Душевное здоровье определяется отсутствием психопатологии или психиатрического «заболевания»; оно не требует активного наслаждения существованием или благодарности жизненному процессу. Лучше всего это можно иллюстрировать известной формулировкой Фрейда о цели психоаналитической терапии: заменить крайнее невротическое страдание пациента нормальным несчастьем повседневной жизни. В этом смысле человек, влачащий отчужденное, несчастливое, никому не нужное существование, в котором преобладают потребности к излишней власти, состязательность и ненасытные амбиции, будет тем не менее подпадать под широкое определение душевного здоровья, если он не страдает клиническими симптомами или не проявляет их. Кроме того, при общем отсутствии ясности в критериях душевного здоровья некоторые авторы включают сюда такие внешние показатели, как колебание достатка, изменение профессионального и социального статуса и "житейскую приспособляемость".
Современные исследования сознания уже накопили массу данных. указывающих на неотложную необходимость пересмотреть такой подход. Новое определение здорового функционирования должно включать в качестве критического фактора признание и культивирование двух взаимодополняющих сторон природы человека — его существование в качестве отдельной материальной сущности и в качестве потенциально безграничного поля сознания. Я уже описывал два соответствующих этим сторонам эмпирических модуса сознания — холотропический и хилотропический. В соответствии с этой концепцией "умственно здоровый" человек, функционирующий исключительно в хилотропическом режиме, хотя и не проявляет клинических симптомов, отрезан от жизненно важного аспекта своей природы и не функционирует сбалансирование и гармонично.

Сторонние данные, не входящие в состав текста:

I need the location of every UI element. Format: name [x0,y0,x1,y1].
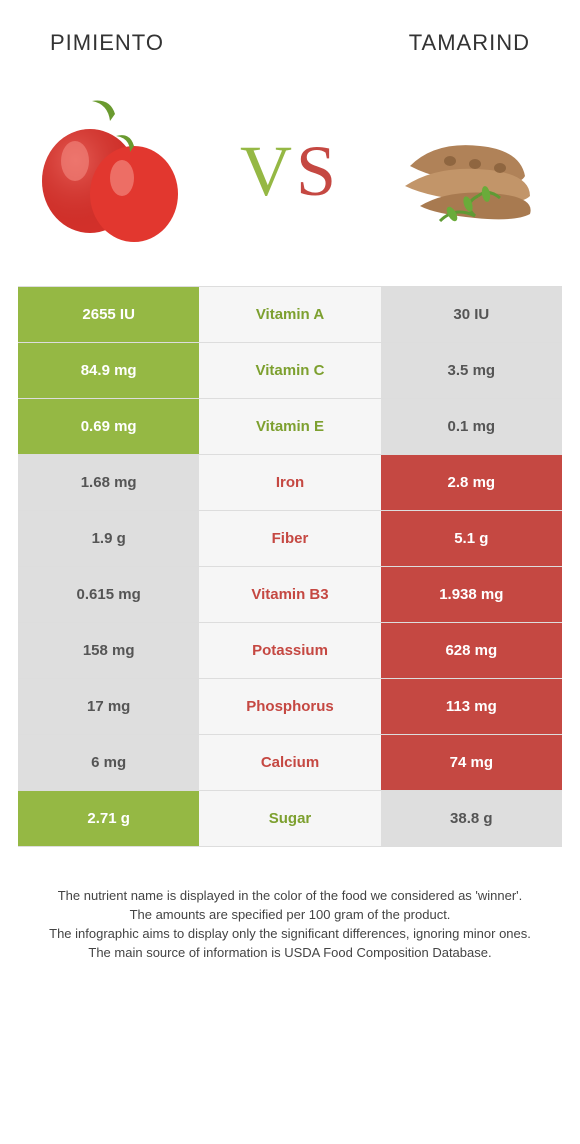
footer-line: The nutrient name is displayed in the co… [30,887,550,906]
right-value: 0.1 mg [381,399,562,454]
vs-label: VS [240,130,340,213]
left-value: 0.69 mg [18,399,199,454]
table-row: 6 mgCalcium74 mg [18,735,562,791]
nutrient-name: Sugar [199,791,380,846]
right-value: 38.8 g [381,791,562,846]
table-row: 84.9 mgVitamin C3.5 mg [18,343,562,399]
nutrient-name: Iron [199,455,380,510]
vs-s: S [296,131,340,211]
left-value: 6 mg [18,735,199,790]
nutrient-name: Vitamin B3 [199,567,380,622]
left-value: 1.9 g [18,511,199,566]
right-value: 30 IU [381,287,562,342]
nutrient-name: Phosphorus [199,679,380,734]
nutrient-name: Vitamin C [199,343,380,398]
food-right-title: Tamarind [409,30,530,56]
food-right-image [380,86,550,256]
right-value: 113 mg [381,679,562,734]
left-value: 2655 IU [18,287,199,342]
table-row: 158 mgPotassium628 mg [18,623,562,679]
right-value: 2.8 mg [381,455,562,510]
right-value: 628 mg [381,623,562,678]
footer-line: The amounts are specified per 100 gram o… [30,906,550,925]
nutrient-name: Potassium [199,623,380,678]
left-value: 1.68 mg [18,455,199,510]
footer-line: The main source of information is USDA F… [30,944,550,963]
table-row: 0.615 mgVitamin B31.938 mg [18,567,562,623]
comparison-table: 2655 IUVitamin A30 IU84.9 mgVitamin C3.5… [18,286,562,847]
pimiento-icon [30,86,200,256]
right-value: 3.5 mg [381,343,562,398]
right-value: 74 mg [381,735,562,790]
table-row: 2.71 gSugar38.8 g [18,791,562,847]
table-row: 2655 IUVitamin A30 IU [18,287,562,343]
footer-notes: The nutrient name is displayed in the co… [0,847,580,962]
food-left-title: Pimiento [50,30,164,56]
table-row: 1.9 gFiber5.1 g [18,511,562,567]
nutrient-name: Fiber [199,511,380,566]
footer-line: The infographic aims to display only the… [30,925,550,944]
right-value: 1.938 mg [381,567,562,622]
nutrient-name: Calcium [199,735,380,790]
hero: VS [0,66,580,286]
left-value: 2.71 g [18,791,199,846]
table-row: 17 mgPhosphorus113 mg [18,679,562,735]
food-left-image [30,86,200,256]
nutrient-name: Vitamin E [199,399,380,454]
nutrient-name: Vitamin A [199,287,380,342]
header: Pimiento Tamarind [0,0,580,66]
table-row: 0.69 mgVitamin E0.1 mg [18,399,562,455]
left-value: 84.9 mg [18,343,199,398]
right-value: 5.1 g [381,511,562,566]
table-row: 1.68 mgIron2.8 mg [18,455,562,511]
vs-v: V [240,131,296,211]
tamarind-icon [380,86,550,256]
left-value: 158 mg [18,623,199,678]
left-value: 0.615 mg [18,567,199,622]
left-value: 17 mg [18,679,199,734]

Человек с такой ориентацией опирается на линейное понятие о существовании, в котором преобладают программы выживания, он смотрит на жизнь с точки зрения ограниченных приоритетов: я. мои дети, моя семья, моя фирма, моя религия, моя страна, моя раса, и не способен видеть и испытывать объединяющий холистический контекст.
Такой человек мало способен получать удовольствие от своей повседневной деятельности и вынужден поэтому прибегать к сложным схемам, связанным с планами на будущее. Возникает подход к жизни, основанный на ощущении ущербности, на неспособности вполне радоваться тому. что есть. и на болезненном осознавании нехватки. Такая общая стратегия жизни характерна для конкретных людей и конкретных обстоятельств, но, в конечном счете, представляет собой подвижный паттерн, лишенный конкретного содержания. Значит, он вполне может сработать и при крайних размерах богатства, власти, славы и способен менять свои конкретные формы по мере изменения условий. Человеку, в жизни которого доминирует такой механизм, всего не хватает, никакое обладание и никакое достижение не принесут ему подлинного удовлетворения.
Тогда, если цель раз за разом не достигается, продолжающаяся неудовлетворенность рационализируется и воспринимается как неумение создать желанный набор условий. Но даже если проект удается, это все равно не приносит желаемого эмоционального результата. В этом случае причиной неудачи считается неправильный выбор или недостаточная значительность избранной цели — проект заменяется еще более амбициозным. Это приводит к тому, что сами индивиды называют "крысиной возней", "битьем головой о стену", — к эмоциональной жизни, заполненной фантазиями о будущем, и к веренице прожектов, выполнение которых никогда не приносит чувства завершенности. В экзистенцианалистской литературе это называется «авто-проецированием». Жизнь такого человека наполнена ощущением бессмысленности, бесполезности и даже абсурдности, которое не устраняется никаким видимым успехом. И часто бывает, что в таких условиях большой успех влечет за собой глубокую депрессию — полную противоположность тому, что ожидалось. Джозеф Кемпбэл так описывает эту ситуацию: "добраться до вершины лестницы и обнаружить, что она стоит не у той стены".
Существованию личности, чей эмпирический мир ограничен лишь хилотропическим модусом, свойственна неаутентичность. Она характеризуется отсутствием подлинности, избирательным фокусом на преследовании целей и неспособностью воспринимать жизненный процесс с благодарностью. Типичными чертами такого способа бытия в мире являются излишняя занятость прошлым и будущим, недостаточное осознание настоящего момента и исключительное внимание к манипуляциям во внешнем мире. связанное с крайним отчуждением от внутреннего психологического процесса. Болезненное осознание ограниченного диапазона жизни для всех проектов, которые нужно осуществить, чрезмерная потребность контролировать, неспособность вынести непостоянство и старение, глубоко скрытый страх перед смертью являются важными дополнительными атрибутами.